En la actualidad, el país se halla a la cola de toda la región en cuanto a indicadores económicos y padece como ninguno los estragos de la crisis, con una tasa de desempleo superior al 27 por ciento, y con una constante tendencia de los jóvenes a abandonar el país de la que apenas se habla, mientras que la atención mediática se centra en las llamadas a consultas populares y en la fragmentación.
Es más, con una estructura sostenida con alfileres, el verdadero factor desestabilizador para Bosnia casi siempre es el externo (Flores Juberías, 2010). Tanto es así que cualquier supuesto como pueda ser la negociación entre Serbia y Kosovo sobre el movimiento de fronteras en clave étnica, o las injerencias de Croacia en los asuntos internos del Estado, tendrá consecuencias inmediatas en los contrapesos sobre los que se sostienen los grupos étnicos. Este tipo de actitudes, si bien no son estimuladas por la comunidad internacional, son toleradas, bajo el principio de que los cambios han de nacer desde dentro, de modo que se perpetúa así el engranaje perfecto para que en realidad nada cambie.
Los conflictos en los Balcanes, a su vez han significado para la comunidad internacional la finalización de un ciclo de asistencia con enormes recursos económicos, militares y de personal que no se da en los actuales escenarios en conflicto. La retirada en primer lugar de los Estados Unidos, pero también la salida que planea la Unión Europea como garante actual de los Acuerdos de Dayton a través del anuncio del cierre de la Oficina del Alto Representante podría tener una lectura positiva para estos nuevos Estados si durante el período de transición hubieran sido capaces de sentar unas bases fuertes para la construcción de un sistema institucional de democracias modernas. En la mayoría de los casos –véase Bosnia, Serbia, Kosovo o Macedonia–, la creación de soberanías ha sido efectiva solamente a medias. Y las ayudas económicas no han garantizado el éxito de los programas que se han puesto en marcha.
Un nexo común en todas las transiciones de los Balcanes occidentales, como pseudosoberanías (Haverić, 2010), en las que la intervención exterior sigue marcando el pulso y la maximización política en clave etnonacionalista conduce a un cada vez mayor número de Estados fallidos, menos para los que ejercen el poder en los mismos. Tanto es así que la réplica en los conflictos de este siglo se ha venido a denominar la balcanización de Oriente Próximo.
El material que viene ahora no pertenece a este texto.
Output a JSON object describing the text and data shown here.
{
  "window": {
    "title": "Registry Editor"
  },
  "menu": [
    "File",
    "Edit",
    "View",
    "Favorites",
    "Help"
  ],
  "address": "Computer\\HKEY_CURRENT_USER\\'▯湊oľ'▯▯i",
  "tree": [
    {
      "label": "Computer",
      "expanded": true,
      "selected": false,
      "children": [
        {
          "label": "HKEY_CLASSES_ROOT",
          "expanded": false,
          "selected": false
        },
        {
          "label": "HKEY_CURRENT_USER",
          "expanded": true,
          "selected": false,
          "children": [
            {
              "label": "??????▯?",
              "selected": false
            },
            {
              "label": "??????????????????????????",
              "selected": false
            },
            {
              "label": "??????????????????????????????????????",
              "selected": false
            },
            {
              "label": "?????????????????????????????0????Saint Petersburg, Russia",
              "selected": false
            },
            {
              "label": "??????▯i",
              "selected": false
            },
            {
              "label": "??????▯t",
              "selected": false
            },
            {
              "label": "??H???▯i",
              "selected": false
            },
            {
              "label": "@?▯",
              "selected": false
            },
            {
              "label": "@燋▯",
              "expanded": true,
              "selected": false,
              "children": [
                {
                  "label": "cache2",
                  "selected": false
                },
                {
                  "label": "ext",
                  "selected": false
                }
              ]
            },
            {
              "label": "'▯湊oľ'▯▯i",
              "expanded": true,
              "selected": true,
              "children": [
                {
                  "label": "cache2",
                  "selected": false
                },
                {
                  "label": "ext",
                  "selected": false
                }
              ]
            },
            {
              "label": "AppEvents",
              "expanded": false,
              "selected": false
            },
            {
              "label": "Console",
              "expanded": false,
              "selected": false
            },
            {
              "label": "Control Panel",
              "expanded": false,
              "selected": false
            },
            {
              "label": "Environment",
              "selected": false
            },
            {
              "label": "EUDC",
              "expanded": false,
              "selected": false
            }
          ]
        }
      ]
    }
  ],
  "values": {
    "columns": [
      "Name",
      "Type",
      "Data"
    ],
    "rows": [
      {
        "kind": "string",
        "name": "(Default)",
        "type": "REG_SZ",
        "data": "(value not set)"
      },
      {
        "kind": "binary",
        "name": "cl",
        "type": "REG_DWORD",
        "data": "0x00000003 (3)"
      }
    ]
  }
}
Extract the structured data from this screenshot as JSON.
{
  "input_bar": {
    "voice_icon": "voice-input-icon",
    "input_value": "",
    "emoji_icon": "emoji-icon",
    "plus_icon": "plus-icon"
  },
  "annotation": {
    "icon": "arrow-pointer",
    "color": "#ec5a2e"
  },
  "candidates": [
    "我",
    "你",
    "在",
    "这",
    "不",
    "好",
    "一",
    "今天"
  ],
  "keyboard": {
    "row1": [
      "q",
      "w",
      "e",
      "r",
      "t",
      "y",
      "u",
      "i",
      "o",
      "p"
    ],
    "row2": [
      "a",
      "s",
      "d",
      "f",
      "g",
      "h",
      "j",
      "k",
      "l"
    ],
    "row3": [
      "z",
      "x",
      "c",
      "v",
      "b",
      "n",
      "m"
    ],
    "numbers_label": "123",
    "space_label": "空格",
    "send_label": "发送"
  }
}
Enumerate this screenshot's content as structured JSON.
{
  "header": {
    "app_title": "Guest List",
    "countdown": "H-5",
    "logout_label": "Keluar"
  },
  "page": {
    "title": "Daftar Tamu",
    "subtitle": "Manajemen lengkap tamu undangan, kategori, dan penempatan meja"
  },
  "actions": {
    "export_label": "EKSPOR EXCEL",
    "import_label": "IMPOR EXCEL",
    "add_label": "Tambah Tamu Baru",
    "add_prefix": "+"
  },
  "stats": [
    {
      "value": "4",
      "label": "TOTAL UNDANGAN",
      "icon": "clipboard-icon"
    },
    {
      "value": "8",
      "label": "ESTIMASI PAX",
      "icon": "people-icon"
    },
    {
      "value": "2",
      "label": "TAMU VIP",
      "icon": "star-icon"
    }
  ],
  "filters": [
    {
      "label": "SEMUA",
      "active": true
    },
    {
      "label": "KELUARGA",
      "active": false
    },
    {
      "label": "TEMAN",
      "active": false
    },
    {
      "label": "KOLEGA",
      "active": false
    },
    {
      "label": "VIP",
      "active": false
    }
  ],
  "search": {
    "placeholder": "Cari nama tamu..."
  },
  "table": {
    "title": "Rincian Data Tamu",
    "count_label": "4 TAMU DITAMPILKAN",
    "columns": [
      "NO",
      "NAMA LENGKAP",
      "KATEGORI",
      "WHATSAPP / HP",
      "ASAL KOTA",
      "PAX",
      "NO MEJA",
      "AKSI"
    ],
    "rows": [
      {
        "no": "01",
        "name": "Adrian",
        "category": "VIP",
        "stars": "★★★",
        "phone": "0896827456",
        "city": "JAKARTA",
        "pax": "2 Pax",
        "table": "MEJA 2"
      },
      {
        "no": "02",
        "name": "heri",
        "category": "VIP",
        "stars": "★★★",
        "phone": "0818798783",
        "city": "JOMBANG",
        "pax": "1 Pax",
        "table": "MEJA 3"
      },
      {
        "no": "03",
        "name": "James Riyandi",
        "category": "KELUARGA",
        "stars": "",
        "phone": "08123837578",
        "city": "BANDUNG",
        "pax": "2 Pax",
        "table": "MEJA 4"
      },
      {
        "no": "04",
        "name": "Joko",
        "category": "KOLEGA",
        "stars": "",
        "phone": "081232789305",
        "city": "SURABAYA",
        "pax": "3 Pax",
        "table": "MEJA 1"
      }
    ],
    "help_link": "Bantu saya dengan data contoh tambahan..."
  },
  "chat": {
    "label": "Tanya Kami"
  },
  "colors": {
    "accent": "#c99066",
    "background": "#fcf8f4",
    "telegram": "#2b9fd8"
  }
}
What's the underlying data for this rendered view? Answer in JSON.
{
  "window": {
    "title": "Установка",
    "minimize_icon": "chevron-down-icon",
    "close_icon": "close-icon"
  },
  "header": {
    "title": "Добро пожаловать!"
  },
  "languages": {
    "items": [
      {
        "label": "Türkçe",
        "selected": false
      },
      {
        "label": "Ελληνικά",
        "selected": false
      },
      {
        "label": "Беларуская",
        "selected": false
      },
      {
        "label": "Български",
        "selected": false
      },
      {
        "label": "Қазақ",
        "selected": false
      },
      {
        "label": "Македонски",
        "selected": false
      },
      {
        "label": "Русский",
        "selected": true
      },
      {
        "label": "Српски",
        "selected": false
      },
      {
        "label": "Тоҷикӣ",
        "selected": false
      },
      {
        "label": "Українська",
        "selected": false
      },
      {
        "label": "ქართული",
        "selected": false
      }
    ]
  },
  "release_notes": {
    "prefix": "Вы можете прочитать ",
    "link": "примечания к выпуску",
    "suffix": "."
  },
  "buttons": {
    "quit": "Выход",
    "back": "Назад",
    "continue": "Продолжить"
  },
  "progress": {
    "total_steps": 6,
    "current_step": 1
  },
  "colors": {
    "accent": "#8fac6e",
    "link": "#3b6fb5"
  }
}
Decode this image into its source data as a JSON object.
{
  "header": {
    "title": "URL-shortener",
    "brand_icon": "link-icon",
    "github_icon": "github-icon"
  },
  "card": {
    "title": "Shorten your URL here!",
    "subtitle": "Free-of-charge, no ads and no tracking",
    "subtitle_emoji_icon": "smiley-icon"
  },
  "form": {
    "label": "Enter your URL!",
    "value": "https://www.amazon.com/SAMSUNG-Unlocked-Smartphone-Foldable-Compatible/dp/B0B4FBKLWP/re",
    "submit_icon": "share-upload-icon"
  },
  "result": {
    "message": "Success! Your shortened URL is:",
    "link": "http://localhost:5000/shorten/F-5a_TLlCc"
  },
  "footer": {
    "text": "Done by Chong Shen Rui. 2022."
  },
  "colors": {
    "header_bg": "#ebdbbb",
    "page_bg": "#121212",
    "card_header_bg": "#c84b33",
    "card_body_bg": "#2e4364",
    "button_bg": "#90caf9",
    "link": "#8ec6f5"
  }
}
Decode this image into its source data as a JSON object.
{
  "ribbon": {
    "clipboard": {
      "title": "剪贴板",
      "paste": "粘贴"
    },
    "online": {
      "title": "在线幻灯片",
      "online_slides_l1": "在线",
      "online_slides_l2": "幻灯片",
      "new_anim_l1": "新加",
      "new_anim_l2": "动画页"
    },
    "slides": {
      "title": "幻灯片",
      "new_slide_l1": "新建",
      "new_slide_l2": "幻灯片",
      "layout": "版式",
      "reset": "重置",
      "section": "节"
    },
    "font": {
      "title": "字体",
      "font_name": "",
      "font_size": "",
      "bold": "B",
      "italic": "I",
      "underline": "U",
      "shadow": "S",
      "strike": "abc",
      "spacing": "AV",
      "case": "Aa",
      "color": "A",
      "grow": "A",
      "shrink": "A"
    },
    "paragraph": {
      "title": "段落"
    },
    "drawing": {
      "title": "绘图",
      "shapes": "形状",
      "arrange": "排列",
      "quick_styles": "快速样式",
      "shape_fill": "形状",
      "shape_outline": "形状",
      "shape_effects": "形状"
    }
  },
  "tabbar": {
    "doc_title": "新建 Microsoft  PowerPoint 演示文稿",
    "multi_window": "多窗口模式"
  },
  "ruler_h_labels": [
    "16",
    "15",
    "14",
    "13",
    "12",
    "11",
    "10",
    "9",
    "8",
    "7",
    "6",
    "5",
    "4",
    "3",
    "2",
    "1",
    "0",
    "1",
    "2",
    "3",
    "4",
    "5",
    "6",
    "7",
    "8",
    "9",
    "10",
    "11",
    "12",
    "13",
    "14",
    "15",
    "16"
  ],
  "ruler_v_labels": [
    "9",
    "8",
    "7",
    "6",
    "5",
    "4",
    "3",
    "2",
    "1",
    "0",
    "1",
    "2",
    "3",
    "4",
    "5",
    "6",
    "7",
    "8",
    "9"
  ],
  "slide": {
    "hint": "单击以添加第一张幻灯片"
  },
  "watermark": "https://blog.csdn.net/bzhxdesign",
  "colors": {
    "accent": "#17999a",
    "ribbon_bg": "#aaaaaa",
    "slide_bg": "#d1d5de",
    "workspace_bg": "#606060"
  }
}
El expresidente de los Estados Unidos, Barack Obama, reflexionaba sobre el papel de la comunidad internacional en Oriente Próximo, en especial sobre el papel de las grandes potencias encarnadas en la ONU. Ante la idea de estar asistiendo al nacimiento de un nuevo orden mundial, Obama señalaba que la «maximización de la política» era el gran enemigo del mundo. Lo hacía en una entrevista publicada por el diario El País en febrero de 2014, inmediatamente después de la decisión de la Administración estadounidense de crear una coalición internacional para intervenir en Siria e Irak y debilitar así al Dáesh. «Las sociedades no funcionan si las distintas facciones políticas adoptan posturas maximalistas. Y, cuanto más variado es un país, menos puede permitirse el lujo de esos maximalismos» (Friedman, 2014). Como una premonición del período de regresión que experimentamos hacia sistemas totalitarios, sin suficiente oposición a nivel global.